El día que fui al hospital, Rajel, que tenía diez años, se encontraba en casa. El teléfono sonó y ella atendió. Era el rabino Krinsky, uno de los secretarios del Rebe, quien llamaba en su nombre. “¿Tu madre se encentra bien?”, preguntó.

“Eso creo,” le contestó Rajel, “acaba de ir al hospital hace algunas horas. Creo que está a punto de dar a luz”. De hecho, en el mismo instante en que Rajel estaba atendiendo el llamado del rab Krinsky, en representación del Rebe, yo estaba pariendo.

Cuando Becky cumplió tres meses, realizamos nuestra tradicional visita anual al Rebe en Hoshaná Rabá. Por lo general, la fila de gente que espera para recibir la bendición del Rebe se extendía tres o cuatro cuadras hasta dar la vuelta a la calle Crown Heights, pero los jasidim siempre fueron muy amables con nosotros. Cuando llegábamos con nuestro auto, de alguna forma, alguien siempre se acercaba a nosotros para dejarnos pasar al frente de la fila y así ahorrarnos la larga espera.

Sosteniendo a nuestra pequeña hija en brazos, el Rebe nos dijo: “veo que han traído a quien ha hecho que la familia se agrande”. Exactamente un año después de que pronunciara esas palabras por primera vez, el Rebe las repetía, pero ahora, frente a nuestra hija. Le dije que queríamos agradecerle profundamente por habernos dado una niña hermosa.

Becky y Yo
Becky y Yo

“No, no fui yo” contestó el Rebe y, alzando su mano, señalo al cielo.

Así era el Rebe, siempre quitando el foco de sí mismo. Recuerdo otra ocasión cuando Bob le entregó una distinción al Rebe por su gran labor. ¿Cuál fue la respuesta del Rebe? “No es a mí a quien deben reconocer, sino al movimiento”.

Su eje siempre estaba puesto en el otro.
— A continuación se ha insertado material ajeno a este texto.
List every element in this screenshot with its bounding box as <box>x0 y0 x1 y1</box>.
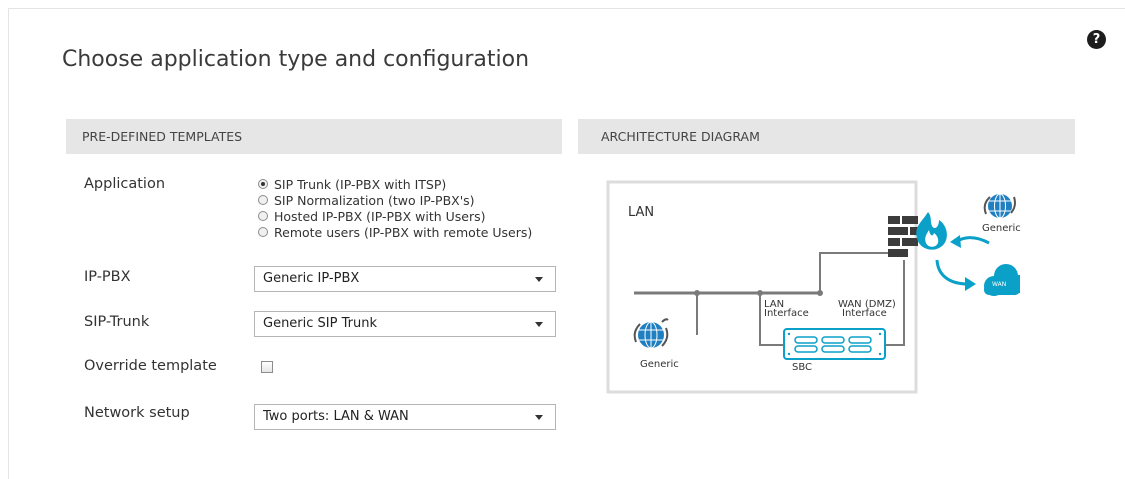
radio-button-sip-normalization[interactable] <box>258 195 268 205</box>
generic-right-label: Generic <box>982 223 1021 234</box>
network-setup-select-value: Two ports: LAN & WAN <box>263 409 409 424</box>
radio-sip-normalization[interactable]: SIP Normalization (two IP-PBX's) <box>258 192 532 208</box>
ip-pbx-label: IP-PBX <box>84 269 131 285</box>
wan-interface-label-line2: Interface <box>842 308 887 319</box>
sip-trunk-label: SIP-Trunk <box>84 314 150 330</box>
wan-cloud-label: WAN <box>992 281 1007 288</box>
page-title: Choose application type and configuratio… <box>62 47 530 72</box>
generic-left-label: Generic <box>640 359 679 370</box>
radio-remote-users[interactable]: Remote users (IP-PBX with remote Users) <box>258 224 532 240</box>
radio-button-sip-trunk[interactable] <box>258 179 268 189</box>
architecture-diagram-header: ARCHITECTURE DIAGRAM <box>578 119 1075 154</box>
sip-trunk-select-value: Generic SIP Trunk <box>263 316 377 331</box>
radio-label-sip-normalization: SIP Normalization (two IP-PBX's) <box>274 192 475 208</box>
arrow-to-wan-head-icon <box>965 277 976 291</box>
content-frame-left-border <box>8 8 9 479</box>
chevron-down-icon <box>535 322 543 327</box>
ip-pbx-select[interactable]: Generic IP-PBX <box>254 266 556 292</box>
arrow-from-generic-head-icon <box>950 235 961 248</box>
predefined-templates-header: PRE-DEFINED TEMPLATES <box>66 119 562 154</box>
cloud-icon <box>984 264 1020 296</box>
radio-label-hosted-ip-pbx: Hosted IP-PBX (IP-PBX with Users) <box>274 208 486 224</box>
network-setup-label: Network setup <box>84 405 190 421</box>
arrow-to-wan-icon <box>935 259 969 286</box>
sbc-icon <box>783 328 886 360</box>
radio-button-remote-users[interactable] <box>258 227 268 237</box>
application-label: Application <box>84 176 166 192</box>
radio-hosted-ip-pbx[interactable]: Hosted IP-PBX (IP-PBX with Users) <box>258 208 532 224</box>
override-template-checkbox[interactable] <box>261 361 273 373</box>
radio-label-sip-trunk: SIP Trunk (IP-PBX with ITSP) <box>274 176 447 192</box>
sip-trunk-select[interactable]: Generic SIP Trunk <box>254 311 556 337</box>
chevron-down-icon <box>535 415 543 420</box>
help-icon[interactable]: ? <box>1087 30 1106 49</box>
sbc-label: SBC <box>792 362 813 373</box>
globe-icon-right <box>983 193 1016 219</box>
application-radio-group: SIP Trunk (IP-PBX with ITSP) SIP Normali… <box>258 176 532 240</box>
radio-sip-trunk[interactable]: SIP Trunk (IP-PBX with ITSP) <box>258 176 532 192</box>
network-setup-select[interactable]: Two ports: LAN & WAN <box>254 404 556 430</box>
content-frame-top-border <box>8 8 1125 9</box>
radio-label-remote-users: Remote users (IP-PBX with remote Users) <box>274 224 533 240</box>
radio-button-hosted-ip-pbx[interactable] <box>258 211 268 221</box>
chevron-down-icon <box>535 277 543 282</box>
override-template-label: Override template <box>84 358 217 374</box>
ip-pbx-select-value: Generic IP-PBX <box>263 271 360 286</box>
lan-interface-label-line2: Interface <box>764 308 809 319</box>
lan-label: LAN <box>628 205 655 220</box>
architecture-diagram: LAN LAN Interface WAN (DMZ) Interface SB… <box>606 180 1021 396</box>
arrow-from-generic-icon <box>955 236 990 245</box>
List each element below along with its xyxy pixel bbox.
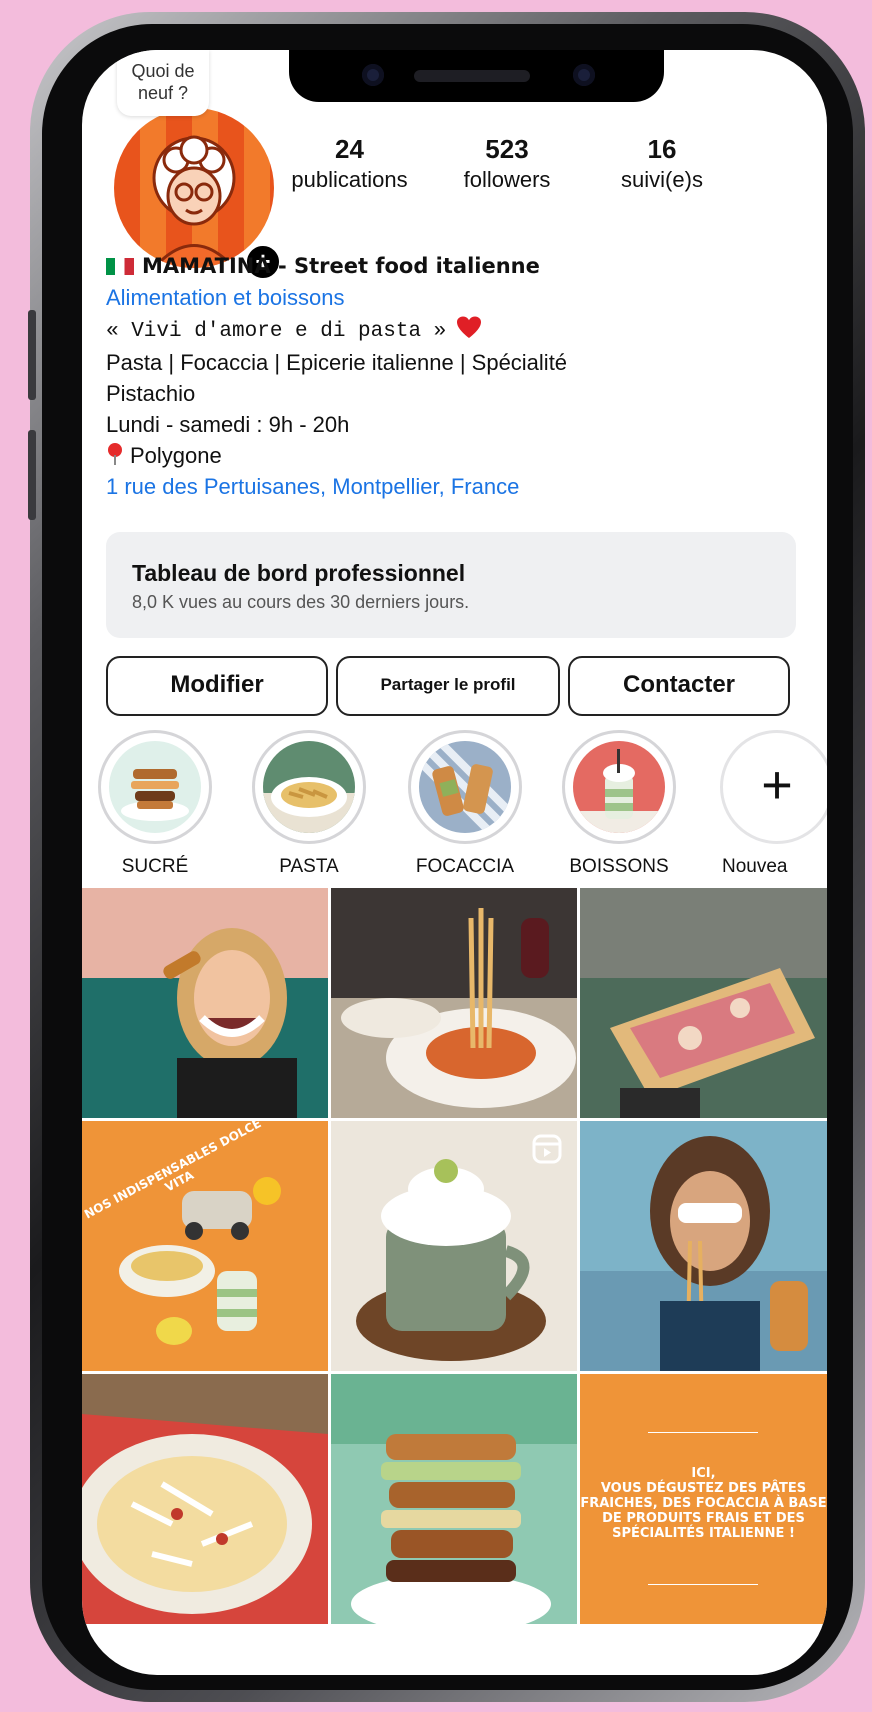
post-woman-spaghetti[interactable] [580,1121,827,1371]
post-info-line: VOUS DÉGUSTEZ DES PÂTES [600,1481,807,1496]
stat-publications-label: publications [291,167,408,192]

Su sensibilidad por el prójimo siempre iba en aumento. Prácticamente nunca dejaba su hogar, pero sabía exactamente todo lo que pasaba a nivel mundial. Ese era uno de sus grandes poderes, una de sus mayores fortalezas. Cuando uno se paraba frente a él, sentía que no había nadie más en el mundo. Nunca mostraba signos de superioridad, sino que, por el contrario, siempre destacaba lo mejor de cada ser humano.

El Rebe no tuvo hijos propios. Sin embargo, bendijo a miles de personas para tuvieran los suyos. Todos nosotros somos sus hijos.